The good news is that the amplfiers do not require extravagent cable wrangling. Differences between cables could be heard and provided advantages in system building, but the system was just as comfy with a set of microphone cables between the preamp and power amplifier. In listening, I moderately preferred the balanced operation, but unless you are using long cables, it’s a bit of a tie. 

Now we can talk about the sound. Sugden is trying a tag line that says ‘Rescuing Music From Technology’ and it fits perfectly here. These are products that ooze musical enjoyment from every extremely hot pore. This is a sound quality that delivers the detail goods, but you never, ever notice because the overarching feeling is one of sheer listening enjoyment. There is nothing forward about the sound of the Sugden system, but there is nothing laid back about the sound either. Instead, it just draws you in. I am reminded of the A21SE by the same company, which I have used – off and on – almost since it was launched. OK, so the O-rings on the feet eventually fell off after about 15 years, and I had to superglue one of the grilles after about a decade of use, but that amp just keeps coming out of storage and being used, not because it’s a reference point but just because it’s like a musical homecoming. Music sounds right on that amplifier, but it sounds even more right here. 

At first flush, you’ll tend toward playing relatively gentle music. It’s like you need to get through your Vaughan Williams  phase on the Sugdens. You do this because it’s so rewarding, the sense of layering to the music, the sheer charm, and effortlessness to the sound is perfectly expressed in slightly flowing, gentle music designed for a pastoral mood. It’s like night-birds listening to ‘Sailing By’ at the end of the Radio 4 broadcasting day to reset their calm levels. 

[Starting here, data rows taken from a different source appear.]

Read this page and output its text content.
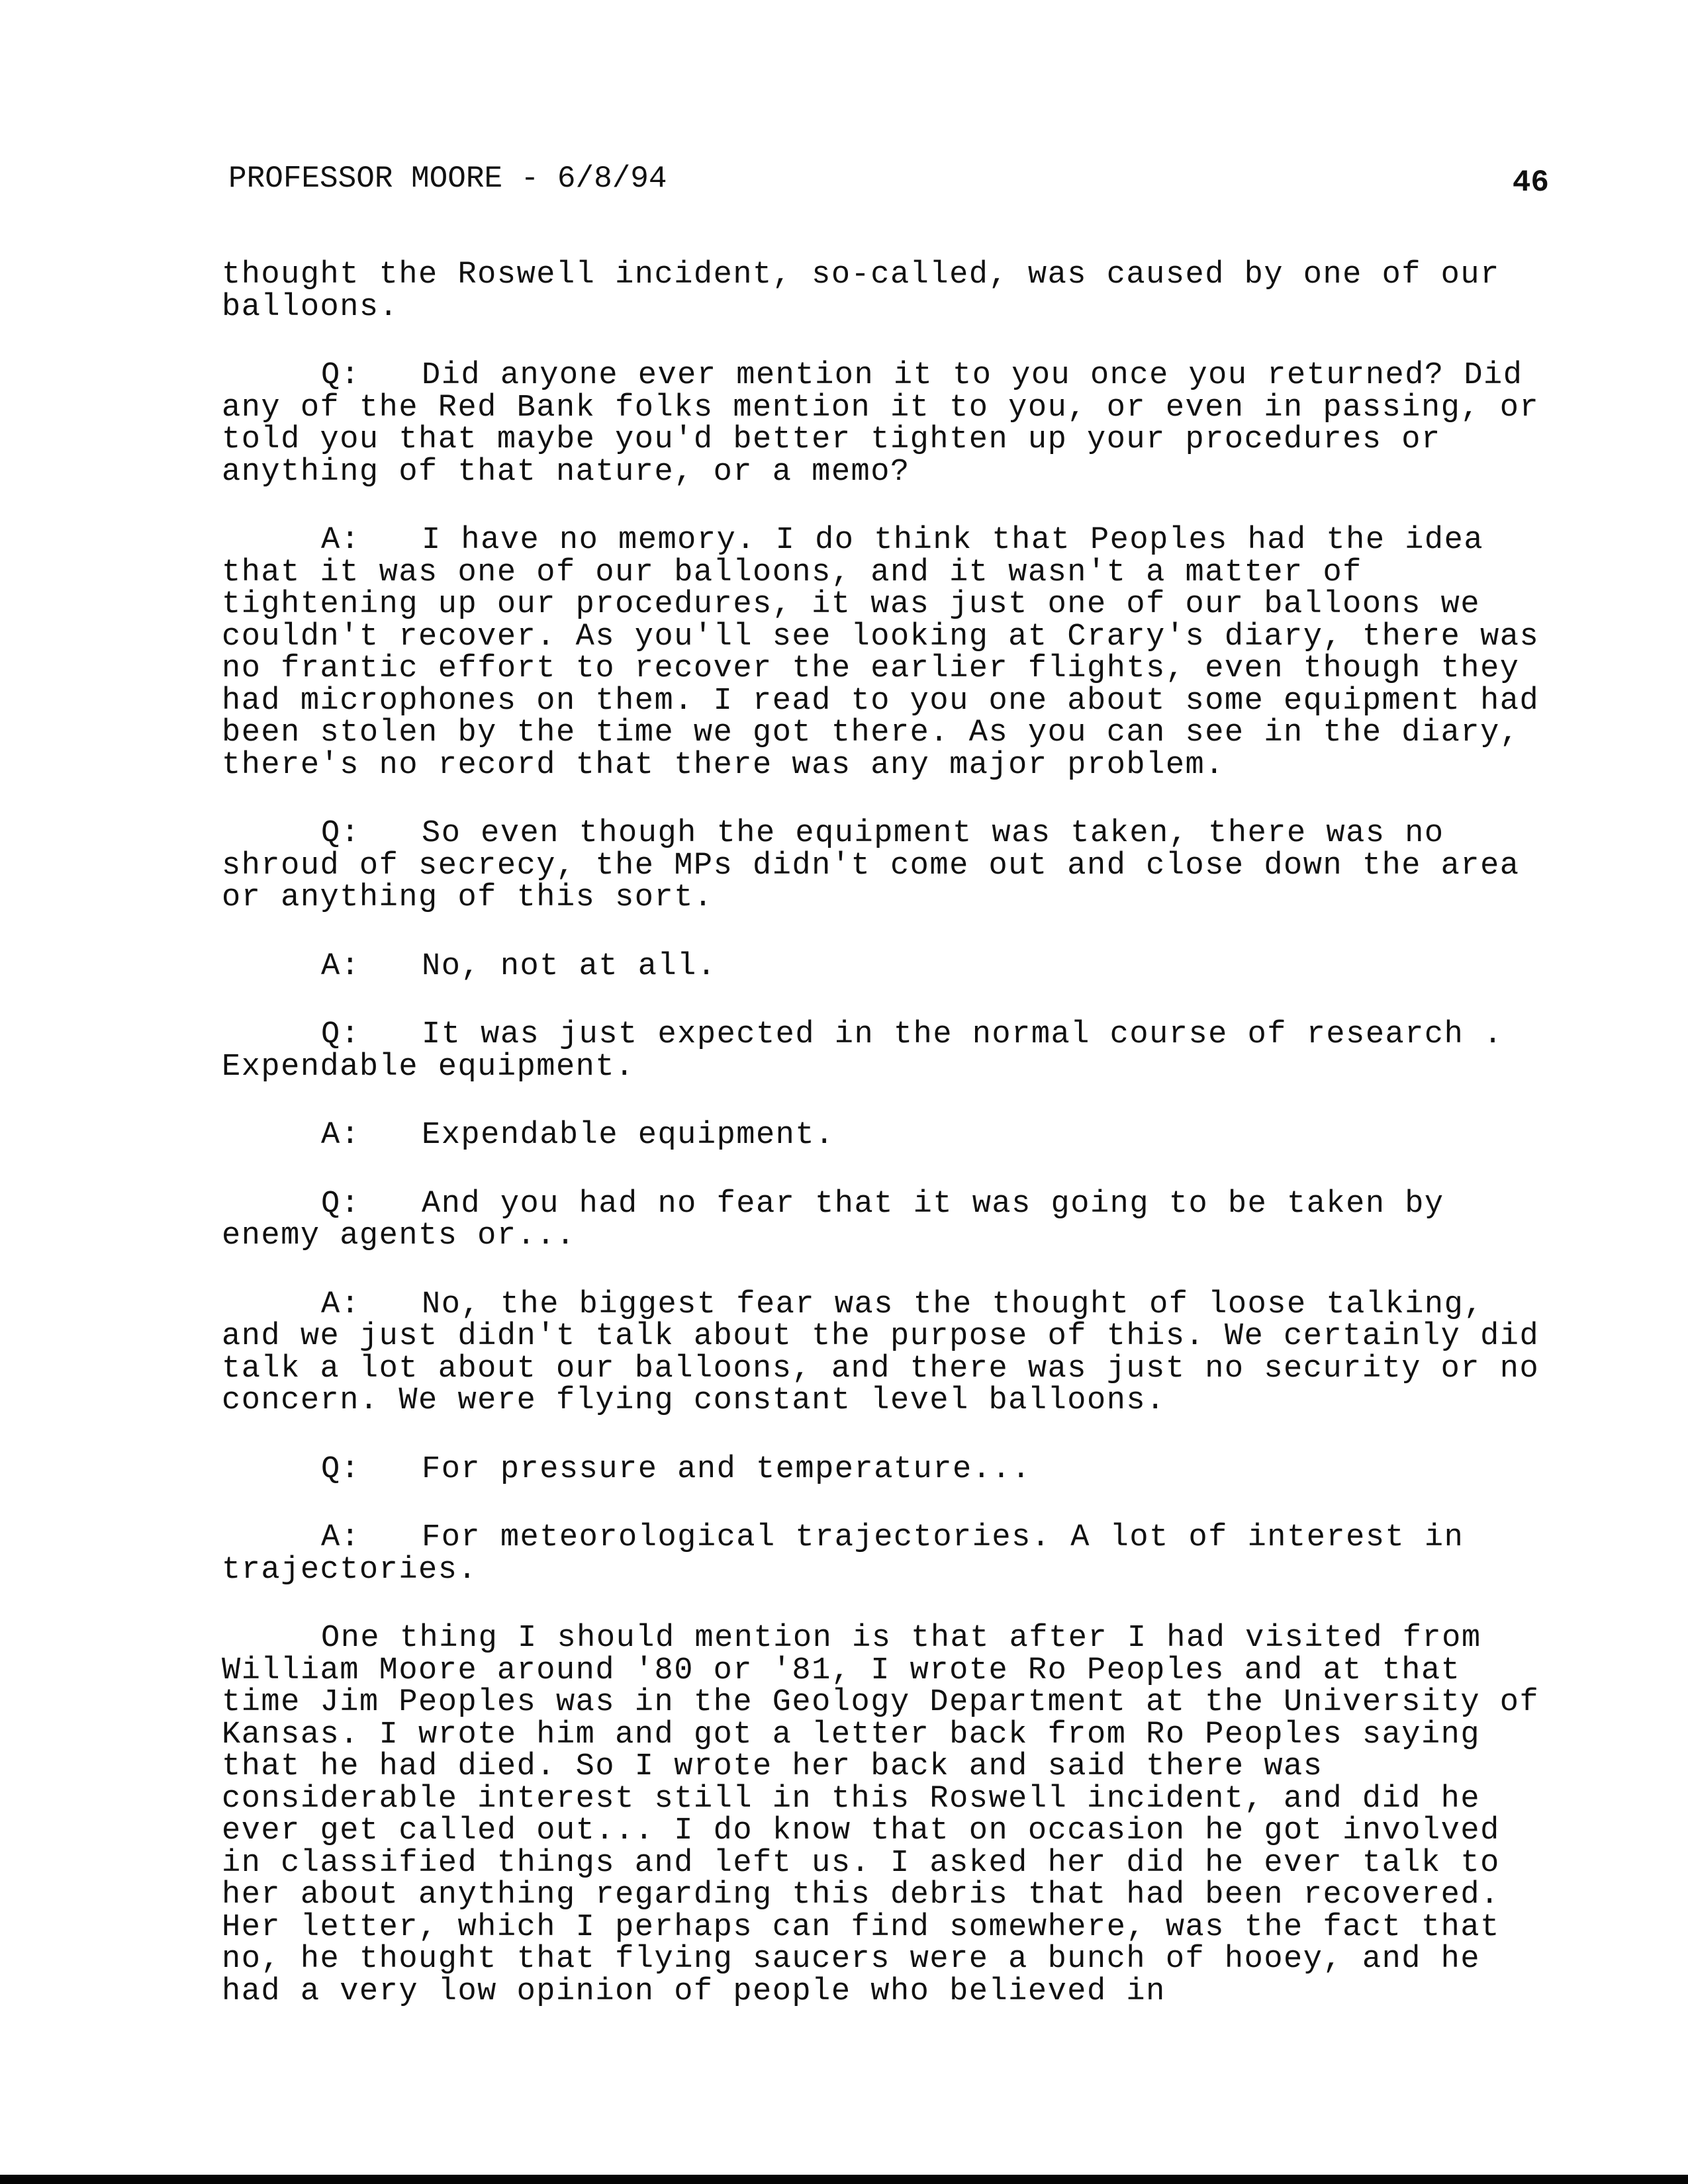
PROFESSOR MOORE - 6/8/94	46

thought the Roswell incident, so-called, was caused by one of our balloons.

Q: Did anyone ever mention it to you once you returned? Did any of the Red Bank folks mention it to you, or even in passing, or told you that maybe you'd better tighten up your procedures or anything of that nature, or a memo?

A: I have no memory. I do think that Peoples had the idea that it was one of our balloons, and it wasn't a matter of tightening up our procedures, it was just one of our balloons we couldn't recover. As you'll see looking at Crary's diary, there was no frantic effort to recover the earlier flights, even though they had microphones on them. I read to you one about some equipment had been stolen by the time we got there. As you can see in the diary, there's no record that there was any major problem.

Q: So even though the equipment was taken, there was no shroud of secrecy, the MPs didn't come out and close down the area or anything of this sort.

A: No, not at all.

Q: It was just expected in the normal course of research . Expendable equipment.

A: Expendable equipment.

Q: And you had no fear that it was going to be taken by enemy agents or...

A: No, the biggest fear was the thought of loose talking, and we just didn't talk about the purpose of this. We certainly did talk a lot about our balloons, and there was just no security or no concern. We were flying constant level balloons.

Q: For pressure and temperature...

A: For meteorological trajectories. A lot of interest in trajectories.

One thing I should mention is that after I had visited from William Moore around '80 or '81, I wrote Ro Peoples and at that time Jim Peoples was in the Geology Department at the University of Kansas. I wrote him and got a letter back from Ro Peoples saying that he had died. So I wrote her back and said there was considerable interest still in this Roswell incident, and did he ever get called out... I do know that on occasion he got involved in classified things and left us. I asked her did he ever talk to her about anything regarding this debris that had been recovered. Her letter, which I perhaps can find somewhere, was the fact that no, he thought that flying saucers were a bunch of hooey, and he had a very low opinion of people who believed in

That feeling is temporary, however. Pretty soon, you are trawling through the meatier end of the collection, often through jazz and into rock. These Sugdens can handle every type of music you throw at them, but there’s an in-head process you go through. It’s a voyage of musical redescovery. I found myself listening to some very well-trodden musical paths, even to the point of listening to all of Kind of Blueby Miles Davis [Columbia]. Like practically anyone who has listened to an audio system, or has eaten in a restaurant, I know that album backwards. There’s no tread left anymore... except I found myself listening to that album in full through the Sugden combo, and loving every minute of it. 

There’s a temptation to equate warm electronics with warm sound, and there is a kernel of truth to the connection. But that warmth doesn’t come at the expense of leading edge delivery and it doesn’t just make a huge soundstage as some kind of crowd pleaser. In fact, the combination – but especially the power amp – are extremely good at presenting the leading edges of music in a way that preserves timing information but doesn’t swamp the tonality or musical enjoyment at the same time. It’s the way the sound is just pulled together in one effortless gestalt that matters, and that’s what the Sugden amps do so well. You don’t tend to focus on elements of the sound because the music is so overarching, but if you force yourself to break up the sonic performance into bite-sized pieces, all those pieces are at or close to the top of their respective games. So when listening to Laura Marling singing ‘Take the Night Off’ [Once I Was An Eagle, Virgin], you not only have the stereo separation of voice and guitar, the detail and vocal articulation, the microdynamics of string noises, and the dynamic range of her singing rising out of the aether, but you get the added bonus of all of those things working together. 

This shines through with the non-oversampling DAC, although I can’t help feeling this is a good and musical DAC in an otherwise fantastic system.